Hill will never do another Ironman, but she said crossing the finish line in California was an unforgettable end to an eight-month process in which she learned immeasurable amounts about herself as a person and an athlete.
"You become an Ironman on some sleety, cold day in March in the freezing rain," Hill said. "It's not when you cross the finish line. It's when you train. Besides the professionals getting paid to run, everyone else has some sort of reason for doing it. I don't know if you can do the races and train because it's fun."
Initially, Hill's parents planned to watch her in Napa Valley, but John and Carol France could not make the trip from Baton Rouge, La., because Carol France is too ill to travel. Instead, Paul Hill called his wife's parents after each transition to let them know how their daughter was faring.
Cindie Hill gives her husband, an avid biker, credit for pushing her on days when exhaustion took over.
"My main thing was to help her stay focused," Paul Hill said.
Paul Hill did all the training required for the triathlon but did not compete. Instead, he followed his wife in a car on lonely California roads with the headlights on, guiding her toward the finish line in the dark hours after the winners had finished.
At one point, Paul Hill got out of the car and shuffled along with his wife because she could no longer run.
"The lowest point was mile 14, watching people behind me finish," Hill said. "I had a lot of pain. I started saying prayers. Then I saw a woman who wasn't running or walking but shuffling. I thought maybe I could do that and I could keep a 14- or 15-minute mile pace. Then it got dark and they handed us light sticks and we were shuffling through the vineyards at night. For miles on the dark road, that's all you saw."
For Carol France, the first low point came 12 years ago when she was diagnosed with breast cancer. Rounds of chemotherapy and radiation, as well as surgery, enabled her to remain cancer free for seven years.
Several years ago, while visiting Paul and Cindie and grandchildren Matthew and Christopher Hill in Steamboat, Carol France learned she again had breast cancer. It has since spread to her lungs, bones and liver. She resumed her chemotherapy treatments in Steamboat until she regained enough strength to return home to Louisiana, where she has since ceased treatment.
For her, the suffering from chemotherapy became too heavy a price.
"They talk about cancer survivors," Cindie Hill said. "My mom isn't going to beat cancer, but she is a survivor to me."
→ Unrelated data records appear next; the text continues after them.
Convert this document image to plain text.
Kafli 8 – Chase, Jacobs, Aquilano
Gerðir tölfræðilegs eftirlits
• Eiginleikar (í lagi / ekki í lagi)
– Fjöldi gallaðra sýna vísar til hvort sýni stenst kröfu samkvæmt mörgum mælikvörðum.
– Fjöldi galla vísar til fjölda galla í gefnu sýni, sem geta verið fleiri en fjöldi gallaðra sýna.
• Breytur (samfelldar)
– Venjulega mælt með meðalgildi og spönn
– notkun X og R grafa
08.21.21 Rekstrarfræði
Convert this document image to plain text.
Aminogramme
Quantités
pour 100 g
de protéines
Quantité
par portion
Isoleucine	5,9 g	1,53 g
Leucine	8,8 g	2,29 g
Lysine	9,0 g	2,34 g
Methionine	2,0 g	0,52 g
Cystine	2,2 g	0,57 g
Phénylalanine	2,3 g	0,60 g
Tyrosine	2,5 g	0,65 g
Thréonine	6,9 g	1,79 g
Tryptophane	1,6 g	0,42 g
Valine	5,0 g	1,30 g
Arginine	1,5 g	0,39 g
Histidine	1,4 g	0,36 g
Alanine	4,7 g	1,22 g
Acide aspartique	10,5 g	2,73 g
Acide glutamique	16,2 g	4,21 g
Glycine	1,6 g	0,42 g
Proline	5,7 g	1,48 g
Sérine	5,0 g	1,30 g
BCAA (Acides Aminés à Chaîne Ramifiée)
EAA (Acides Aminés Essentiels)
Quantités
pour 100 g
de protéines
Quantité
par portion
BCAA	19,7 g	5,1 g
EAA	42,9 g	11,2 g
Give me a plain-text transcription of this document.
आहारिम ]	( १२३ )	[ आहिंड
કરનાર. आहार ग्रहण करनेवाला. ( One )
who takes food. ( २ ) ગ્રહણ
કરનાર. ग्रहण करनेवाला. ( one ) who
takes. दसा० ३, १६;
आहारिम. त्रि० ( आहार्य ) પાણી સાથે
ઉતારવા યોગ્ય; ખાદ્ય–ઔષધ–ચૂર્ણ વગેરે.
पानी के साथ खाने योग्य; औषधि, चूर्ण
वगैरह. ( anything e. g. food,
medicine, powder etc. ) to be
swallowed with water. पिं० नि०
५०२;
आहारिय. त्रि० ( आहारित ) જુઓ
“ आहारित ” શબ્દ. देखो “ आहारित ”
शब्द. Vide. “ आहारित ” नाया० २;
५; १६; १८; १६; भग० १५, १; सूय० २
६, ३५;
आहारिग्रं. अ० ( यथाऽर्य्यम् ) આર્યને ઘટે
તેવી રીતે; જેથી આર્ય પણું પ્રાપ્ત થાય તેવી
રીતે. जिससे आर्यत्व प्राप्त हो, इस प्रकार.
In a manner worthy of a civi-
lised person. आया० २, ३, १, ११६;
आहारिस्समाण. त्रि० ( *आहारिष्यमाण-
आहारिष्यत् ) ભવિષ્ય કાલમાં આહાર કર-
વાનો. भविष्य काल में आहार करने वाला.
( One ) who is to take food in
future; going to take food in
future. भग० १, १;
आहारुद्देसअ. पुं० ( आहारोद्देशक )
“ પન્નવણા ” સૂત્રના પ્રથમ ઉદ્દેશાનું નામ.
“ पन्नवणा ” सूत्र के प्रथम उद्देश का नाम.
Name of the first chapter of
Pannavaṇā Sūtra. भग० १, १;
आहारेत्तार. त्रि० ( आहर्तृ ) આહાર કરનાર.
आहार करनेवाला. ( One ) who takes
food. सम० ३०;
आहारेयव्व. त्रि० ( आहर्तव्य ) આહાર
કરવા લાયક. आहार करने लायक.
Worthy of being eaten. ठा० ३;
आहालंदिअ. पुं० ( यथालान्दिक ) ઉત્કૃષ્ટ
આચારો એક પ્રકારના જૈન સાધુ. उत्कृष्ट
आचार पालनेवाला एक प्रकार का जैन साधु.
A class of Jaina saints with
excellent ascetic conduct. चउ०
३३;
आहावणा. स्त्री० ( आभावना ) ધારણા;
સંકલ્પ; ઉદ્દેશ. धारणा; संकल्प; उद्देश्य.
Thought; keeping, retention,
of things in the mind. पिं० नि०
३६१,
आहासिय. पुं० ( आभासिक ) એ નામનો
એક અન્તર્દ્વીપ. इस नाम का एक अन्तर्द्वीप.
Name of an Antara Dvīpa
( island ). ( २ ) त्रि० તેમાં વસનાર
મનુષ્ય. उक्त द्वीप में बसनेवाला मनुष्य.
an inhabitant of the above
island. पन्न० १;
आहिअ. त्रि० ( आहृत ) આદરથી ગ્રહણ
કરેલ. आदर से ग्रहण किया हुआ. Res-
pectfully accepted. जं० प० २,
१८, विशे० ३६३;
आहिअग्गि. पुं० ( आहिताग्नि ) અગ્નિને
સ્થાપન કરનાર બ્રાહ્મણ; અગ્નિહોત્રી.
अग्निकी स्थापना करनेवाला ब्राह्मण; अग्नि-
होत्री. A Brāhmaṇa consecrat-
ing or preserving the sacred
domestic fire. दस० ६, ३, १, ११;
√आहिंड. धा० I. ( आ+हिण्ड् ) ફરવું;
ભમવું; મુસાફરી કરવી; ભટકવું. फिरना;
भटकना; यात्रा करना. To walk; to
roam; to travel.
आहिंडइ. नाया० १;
Suffering, Cindie Hill said, is the same whether it is shuffling along dark, lonely roads, saying prayers or laying in a hospital bed, alone, saying prayers. She never wanted her mother suffering alone.
And Carol France said she hasn't felt alone. A love between a mother and daughter is strong, but a bond formed when a daughter helplessly watches breast cancer consume her proud mother is a feeling Carol France wishes upon no one.
"Cindie is one of those people that would do anything for me and for any other human being. That's who she is," Carol France said. "I know how much she loves me, and she knows how much I love her, and I know how much this cancer issue has torn our lives up, but she's there for me. Cancer, when it gets into your life, it'll never be the same. I pray for a cure for all women."